Marijke van Warmerdam's exhibition at the Fruitmarket Gallery in Edinburgh was entitled 'First Drop'. This has been her first major solo exhibition in Britain. She first developed her ideas in sculpture, and there is a spatial imperative in this early and later work. 'The Weight of Colour' is more clearly sculptural than 'First Drop', also shown. In her own words, this is, 'The start of what is and what will be; a sense of something about to happen, the rain drop that is just about to fall'. The microcosm of a second is definitive. Van Warmerdam plays with balls and pancakes (simulating the moon), which become a child's ball. Filmically, she throws the ball out of a mist-covered forest landscape. Both the moon images and the ball have a curious weightlessness. In the final room of the exhibition one finds 'Wake up!' This is the second of two new films, shot on 35 mm. The viewer is invited into a wide and sunlit meadow, without a form of human intervention (unlike Antas' work). The human presence is then not evident, but simply perceptible all the same.

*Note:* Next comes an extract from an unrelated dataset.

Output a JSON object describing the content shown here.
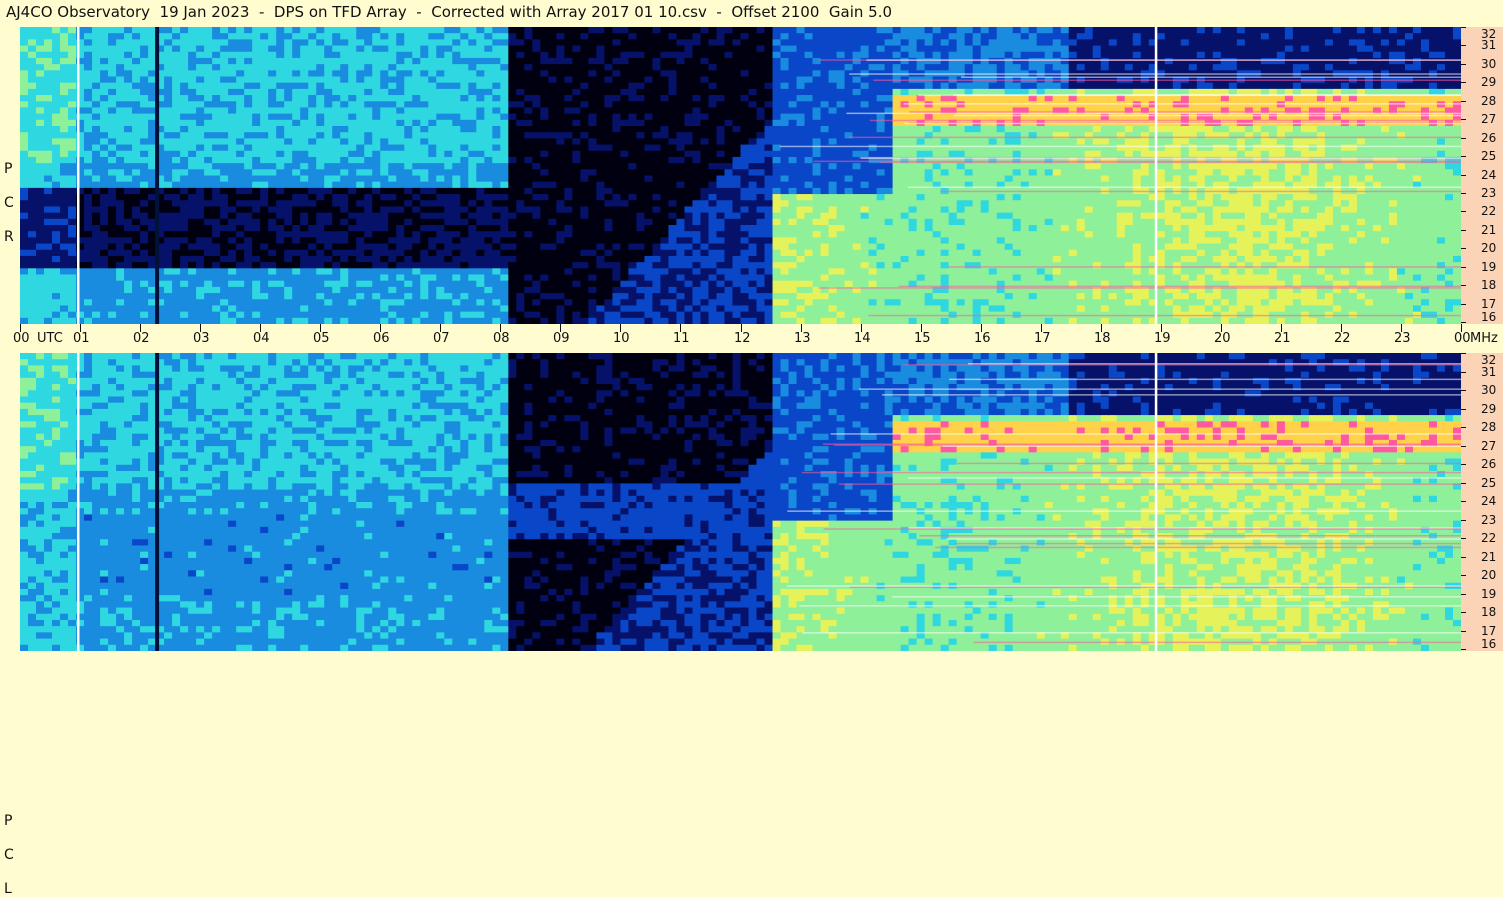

It is significant that in a wholly unrelated way, both Axel Antas and Marijke van Warmerdam are exploring man's relationship with landscape in the modern world. But each artist explores such meanings in a wholly independent way. Antas somehow interposes the human footprint, as it were, more overtly, where it stops short of violating the natural world. Van Warmerdam, by contrast, holds back the human presence, and forbids its entry into the hegemony of the natural world. In the contemporary world, both artists are extremely relevant to the extent that they represent extremes of thought and are in self-denial of engagement. As the world spirals towards self-annihilation, neither artist offers salvation for humanity, but both express our acute dilemma and parody our human helplessness to help ourselves.